Siddharth Singhal, Head of Health Insurance at Policybazaar, sums up this transformation:
“India’s health insurance growth is increasingly being driven by Tier-2 and Tier-3 markets. What’s encouraging is not just the scale, but the shift in quality — customers are opting for higher covers, modular plans and EMIs. This reflects deeper understanding of healthcare costs and a more structured approach to long-term protection.”
Key insights at a glance:
- Non-metro India now leads health insurance growth: Tier-2 and Tier-3 regions contribute 62% of all new health policies, overtaking metros as the primary demand centres.
- Higher cover is no longer a metro phenomenon: Nearly 1 in 2 policies in Tier-2 and Tier-3 now have ₹10–15 lakh coverage.
- EMIs are reshaping affordability: Over 40% of Tier-3 customers now pay premiums monthly.

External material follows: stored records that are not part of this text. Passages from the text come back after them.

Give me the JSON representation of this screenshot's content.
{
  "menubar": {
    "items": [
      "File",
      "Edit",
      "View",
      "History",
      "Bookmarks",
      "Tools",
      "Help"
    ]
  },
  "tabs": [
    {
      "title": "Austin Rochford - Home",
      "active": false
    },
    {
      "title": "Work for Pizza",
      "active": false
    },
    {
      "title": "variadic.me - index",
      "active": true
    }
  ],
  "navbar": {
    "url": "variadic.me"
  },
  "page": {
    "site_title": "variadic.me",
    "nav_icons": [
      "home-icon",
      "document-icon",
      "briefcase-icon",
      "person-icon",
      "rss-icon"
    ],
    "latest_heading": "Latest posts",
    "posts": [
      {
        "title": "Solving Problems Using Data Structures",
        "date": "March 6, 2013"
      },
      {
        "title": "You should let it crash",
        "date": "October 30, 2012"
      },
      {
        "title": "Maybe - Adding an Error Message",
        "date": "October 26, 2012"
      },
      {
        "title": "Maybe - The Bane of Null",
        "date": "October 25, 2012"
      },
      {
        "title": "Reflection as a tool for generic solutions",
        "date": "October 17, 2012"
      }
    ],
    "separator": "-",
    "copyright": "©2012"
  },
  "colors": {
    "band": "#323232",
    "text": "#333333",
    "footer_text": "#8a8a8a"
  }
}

- Coverage quality is improving: Strong adoption of add-ons and modular plans shows customers are upgrading protection.
- Health insurance is becoming habitual: Rising renewals alongside new sales indicate repeat behaviour and longer-term engagement.
- Family protection dominates smaller towns: ~60% of policies in Tier-2 and Tier-3 are family Floaters
- Claims remain hospitalisation-heavy: Over 80% of claims originate from inpatient treatment.